I must have looked nonplussed. A bag? Yes, for bikers, but one that would also be practical for other people. All made of recycled stuff such as tarps and inner tubes and car safety belts. OK. A very special idea, I had to admit.

My friends and I were always discussing ideas. But they tended to be ideas for movies, art projects and novels. We were all graphic designers, but now we were planning to do something big and important and perhaps get famous at the same time. Everything was possible: we had forever, and there was no need to get started today.

In his room, between the mattress and his stereo system, Markus spread out the washed truck tarp and drew a pattern on it. His baby was gradually beginning to take shape. Gregor, our other roommate, realized that the situation was getting serious. He left a note on the kitchen table informing us he was quitting the apartment and disappeared to his girlfriend's pad. I was the one who actually shared the long months until the birth with all its protracted complications.

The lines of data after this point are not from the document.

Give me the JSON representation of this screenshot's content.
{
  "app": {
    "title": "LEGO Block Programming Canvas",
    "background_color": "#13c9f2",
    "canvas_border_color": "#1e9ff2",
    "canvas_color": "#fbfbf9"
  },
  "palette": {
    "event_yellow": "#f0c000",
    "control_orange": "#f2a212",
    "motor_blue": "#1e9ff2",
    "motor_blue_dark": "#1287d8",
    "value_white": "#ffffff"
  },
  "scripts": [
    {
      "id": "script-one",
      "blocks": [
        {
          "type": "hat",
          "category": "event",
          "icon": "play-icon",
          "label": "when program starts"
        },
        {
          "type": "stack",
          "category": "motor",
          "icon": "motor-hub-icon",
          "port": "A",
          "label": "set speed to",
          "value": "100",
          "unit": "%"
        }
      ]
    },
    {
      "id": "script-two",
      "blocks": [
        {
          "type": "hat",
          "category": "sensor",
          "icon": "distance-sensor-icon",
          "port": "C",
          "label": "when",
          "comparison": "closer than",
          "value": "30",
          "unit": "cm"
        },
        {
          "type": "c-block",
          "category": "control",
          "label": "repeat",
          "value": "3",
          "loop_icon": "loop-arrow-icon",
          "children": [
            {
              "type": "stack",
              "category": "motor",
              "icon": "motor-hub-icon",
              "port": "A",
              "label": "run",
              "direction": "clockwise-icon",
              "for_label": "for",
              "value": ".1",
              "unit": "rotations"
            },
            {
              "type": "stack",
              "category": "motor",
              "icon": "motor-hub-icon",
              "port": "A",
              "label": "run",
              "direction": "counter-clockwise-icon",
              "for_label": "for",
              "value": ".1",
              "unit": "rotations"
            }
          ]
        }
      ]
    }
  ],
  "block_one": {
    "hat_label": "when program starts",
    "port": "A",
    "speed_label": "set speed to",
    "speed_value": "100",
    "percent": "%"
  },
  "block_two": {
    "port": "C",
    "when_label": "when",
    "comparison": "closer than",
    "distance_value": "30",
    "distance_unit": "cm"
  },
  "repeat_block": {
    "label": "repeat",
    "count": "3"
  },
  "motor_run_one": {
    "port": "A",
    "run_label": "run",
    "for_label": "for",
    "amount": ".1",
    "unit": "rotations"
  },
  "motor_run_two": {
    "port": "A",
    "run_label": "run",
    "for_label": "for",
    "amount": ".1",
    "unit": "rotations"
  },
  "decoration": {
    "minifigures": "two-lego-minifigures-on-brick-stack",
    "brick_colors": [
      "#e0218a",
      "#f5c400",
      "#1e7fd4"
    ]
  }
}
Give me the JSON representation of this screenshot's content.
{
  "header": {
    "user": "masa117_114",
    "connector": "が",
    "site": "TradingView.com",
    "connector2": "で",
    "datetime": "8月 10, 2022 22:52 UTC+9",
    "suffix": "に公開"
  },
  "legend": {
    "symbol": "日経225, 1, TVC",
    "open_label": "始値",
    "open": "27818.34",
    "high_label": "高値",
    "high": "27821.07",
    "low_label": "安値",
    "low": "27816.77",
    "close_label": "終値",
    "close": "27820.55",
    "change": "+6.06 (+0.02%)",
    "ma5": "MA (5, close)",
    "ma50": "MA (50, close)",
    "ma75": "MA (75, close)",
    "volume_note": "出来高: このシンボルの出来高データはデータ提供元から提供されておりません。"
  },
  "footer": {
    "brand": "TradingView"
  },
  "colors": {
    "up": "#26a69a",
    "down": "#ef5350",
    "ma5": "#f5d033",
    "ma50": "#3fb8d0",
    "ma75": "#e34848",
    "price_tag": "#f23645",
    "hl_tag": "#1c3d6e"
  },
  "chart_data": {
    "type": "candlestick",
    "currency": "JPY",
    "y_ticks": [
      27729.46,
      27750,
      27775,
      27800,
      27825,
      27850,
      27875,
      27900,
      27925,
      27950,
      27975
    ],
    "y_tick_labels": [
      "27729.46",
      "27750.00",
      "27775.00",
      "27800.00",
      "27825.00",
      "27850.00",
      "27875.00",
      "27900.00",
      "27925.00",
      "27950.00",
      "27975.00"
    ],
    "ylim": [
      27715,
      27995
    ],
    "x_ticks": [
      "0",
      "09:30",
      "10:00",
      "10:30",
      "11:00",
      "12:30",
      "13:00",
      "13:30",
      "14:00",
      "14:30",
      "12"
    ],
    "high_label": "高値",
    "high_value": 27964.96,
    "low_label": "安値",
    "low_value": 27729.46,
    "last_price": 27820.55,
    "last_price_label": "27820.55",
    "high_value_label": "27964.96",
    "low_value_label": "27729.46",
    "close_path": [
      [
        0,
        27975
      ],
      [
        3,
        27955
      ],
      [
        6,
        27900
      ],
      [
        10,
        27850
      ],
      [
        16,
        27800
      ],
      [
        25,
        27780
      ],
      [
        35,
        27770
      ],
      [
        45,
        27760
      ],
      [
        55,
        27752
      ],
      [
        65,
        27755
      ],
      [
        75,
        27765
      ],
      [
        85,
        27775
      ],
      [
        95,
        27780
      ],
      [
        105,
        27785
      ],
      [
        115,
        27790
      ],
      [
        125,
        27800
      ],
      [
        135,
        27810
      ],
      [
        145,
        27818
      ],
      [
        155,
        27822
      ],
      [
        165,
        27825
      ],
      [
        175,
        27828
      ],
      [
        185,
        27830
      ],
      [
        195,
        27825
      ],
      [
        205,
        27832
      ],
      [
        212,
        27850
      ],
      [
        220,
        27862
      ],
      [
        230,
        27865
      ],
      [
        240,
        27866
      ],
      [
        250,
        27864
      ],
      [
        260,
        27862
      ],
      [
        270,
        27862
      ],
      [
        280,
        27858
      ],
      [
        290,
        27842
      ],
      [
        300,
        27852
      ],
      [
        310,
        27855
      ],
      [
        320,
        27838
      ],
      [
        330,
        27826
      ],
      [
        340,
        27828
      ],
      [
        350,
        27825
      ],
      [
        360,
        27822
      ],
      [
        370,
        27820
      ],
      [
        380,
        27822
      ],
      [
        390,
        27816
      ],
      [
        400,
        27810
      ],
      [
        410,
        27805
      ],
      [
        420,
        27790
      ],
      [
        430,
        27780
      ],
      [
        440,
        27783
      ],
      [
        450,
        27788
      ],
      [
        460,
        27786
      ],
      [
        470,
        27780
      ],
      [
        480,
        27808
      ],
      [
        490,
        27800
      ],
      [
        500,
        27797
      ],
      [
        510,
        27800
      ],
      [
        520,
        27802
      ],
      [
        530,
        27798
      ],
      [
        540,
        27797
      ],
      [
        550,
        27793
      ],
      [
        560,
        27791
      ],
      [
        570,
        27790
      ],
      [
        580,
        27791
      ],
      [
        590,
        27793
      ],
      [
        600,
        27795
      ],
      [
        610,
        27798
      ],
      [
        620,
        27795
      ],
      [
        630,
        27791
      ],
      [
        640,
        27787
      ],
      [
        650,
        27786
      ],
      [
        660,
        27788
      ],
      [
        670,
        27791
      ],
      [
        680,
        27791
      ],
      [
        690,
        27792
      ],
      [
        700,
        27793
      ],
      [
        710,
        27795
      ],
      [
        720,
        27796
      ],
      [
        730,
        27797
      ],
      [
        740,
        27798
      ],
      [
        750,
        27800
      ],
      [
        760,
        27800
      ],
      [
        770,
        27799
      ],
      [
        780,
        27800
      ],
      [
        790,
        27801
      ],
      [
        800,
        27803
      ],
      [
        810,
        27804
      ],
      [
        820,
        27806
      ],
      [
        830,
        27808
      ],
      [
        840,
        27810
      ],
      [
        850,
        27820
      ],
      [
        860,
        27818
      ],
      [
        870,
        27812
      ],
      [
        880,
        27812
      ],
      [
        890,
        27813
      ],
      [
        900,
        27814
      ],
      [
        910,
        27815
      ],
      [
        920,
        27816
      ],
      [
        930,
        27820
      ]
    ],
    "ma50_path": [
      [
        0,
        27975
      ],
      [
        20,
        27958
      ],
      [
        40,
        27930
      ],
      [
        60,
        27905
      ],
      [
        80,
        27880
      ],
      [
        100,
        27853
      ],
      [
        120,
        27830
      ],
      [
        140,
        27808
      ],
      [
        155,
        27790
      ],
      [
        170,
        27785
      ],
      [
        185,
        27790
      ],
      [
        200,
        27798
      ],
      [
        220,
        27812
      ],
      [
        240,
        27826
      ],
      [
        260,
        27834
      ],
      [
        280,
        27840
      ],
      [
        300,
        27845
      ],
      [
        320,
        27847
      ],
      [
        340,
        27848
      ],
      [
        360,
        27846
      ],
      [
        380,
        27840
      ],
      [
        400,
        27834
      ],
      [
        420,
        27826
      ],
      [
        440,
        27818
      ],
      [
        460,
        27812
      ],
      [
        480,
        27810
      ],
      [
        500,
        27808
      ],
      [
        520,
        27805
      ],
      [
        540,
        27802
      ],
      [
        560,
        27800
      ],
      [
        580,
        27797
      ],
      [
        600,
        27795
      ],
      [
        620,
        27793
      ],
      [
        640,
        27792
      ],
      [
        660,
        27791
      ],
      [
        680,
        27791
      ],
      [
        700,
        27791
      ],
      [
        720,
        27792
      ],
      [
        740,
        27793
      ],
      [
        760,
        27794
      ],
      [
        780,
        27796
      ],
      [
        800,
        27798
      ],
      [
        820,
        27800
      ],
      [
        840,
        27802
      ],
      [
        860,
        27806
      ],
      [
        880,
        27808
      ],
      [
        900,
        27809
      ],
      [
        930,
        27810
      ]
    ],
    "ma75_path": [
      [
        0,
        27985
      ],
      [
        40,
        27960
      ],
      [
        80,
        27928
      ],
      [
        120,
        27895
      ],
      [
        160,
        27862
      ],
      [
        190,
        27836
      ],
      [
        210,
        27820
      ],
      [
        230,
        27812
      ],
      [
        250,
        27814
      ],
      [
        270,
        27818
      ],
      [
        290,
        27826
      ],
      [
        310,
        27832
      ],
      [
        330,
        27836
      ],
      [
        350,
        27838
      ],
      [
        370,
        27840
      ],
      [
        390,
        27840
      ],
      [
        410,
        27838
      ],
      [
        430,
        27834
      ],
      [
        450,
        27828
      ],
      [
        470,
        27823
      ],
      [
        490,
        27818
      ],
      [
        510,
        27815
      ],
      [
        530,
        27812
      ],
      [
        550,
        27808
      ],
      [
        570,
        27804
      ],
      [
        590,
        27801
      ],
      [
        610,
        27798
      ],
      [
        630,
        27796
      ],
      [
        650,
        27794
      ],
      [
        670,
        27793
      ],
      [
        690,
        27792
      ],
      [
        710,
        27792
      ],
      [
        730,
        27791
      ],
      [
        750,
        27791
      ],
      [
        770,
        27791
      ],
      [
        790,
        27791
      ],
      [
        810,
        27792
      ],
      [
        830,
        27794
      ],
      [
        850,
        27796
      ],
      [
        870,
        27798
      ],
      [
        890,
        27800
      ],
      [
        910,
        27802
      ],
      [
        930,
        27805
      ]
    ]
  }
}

Our apartment was transformed into a bag factory. When I got up in the morning – well, let's say towards noon – and wanted to take a shower, the bath was full of pieces of truck tarp floating in what looked like black sludge. It stank of exhaust fumes, fine dust and the steam of PVC softeners. A cup of coffee seemed like a better idea. The hallway was packed with boxes full of old inner tubes, and I had to squeeze past them to get into the kitchen. Rattling away here, from morning till night, was an industrial sewing machine that effortlessly drowned out the street noise. Fully intent on his sewing, Markus took a moment to ask me – just by the way, of course – if I already had something on today. A whole bunch of tarps still needed cutting.

In the meantime, Daniel had returned from his trip to the US and installed a computer and printer in the last free bit of space in our apartment. The baby's other parent was developing a database for orders, deliveries, inventories and so on. I had no idea whether he'd moved in or was simply working through, for nights on end. Did the two brothers ever sleep? But this was just an exception, and I knew it couldn’t go on this way forever.

At some point, I was holding a birth announcement in my hand. A silkscreen print on a truck tarp, 20 x 10 cm. TRUCK STOP BAR, Thursday, March 24, from 6:30 pm, on the Hardbrücke bridge.

The FREITAG bag was welcomed to the world by a bunch of individuals with drinks served from gas canisters on the sidewalk next to the urban freeway. They enjoy the drinks, the chats and, equally importantly, buying the bags. If I could turn back time and change anything, I think I'd probably have taken a camera with me and documented what proved to be a historic event. But I've still got a few good memories, and that's cool enough.

The suffering from my time in the apartment share with the FREITAG brother has long since receded into the background to be replaced by the joy of actually having been in at the start. All the big, much-discussed ideas have resulted in a few short stories, short movies and other attempts, but the FREITAG bag is known all over the world. And this has little to do with the idea itself, even if was an amazing one. That FREITAG has grown and flourished to the extent it has is due to its two amazing parents, Daniel and Markus. They've always done the best they can for their baby and had an unfailing instinct as to what was best for its development.

Today, FREITAG has come of age and is a synonym for Zurich's transformation into a stylish, lively metropolis. FREITAG stands for innovation, creativity and environmental awareness. But that's another story: the FREITAG story. And I'll leave that one to FREITAG's marketing professionals.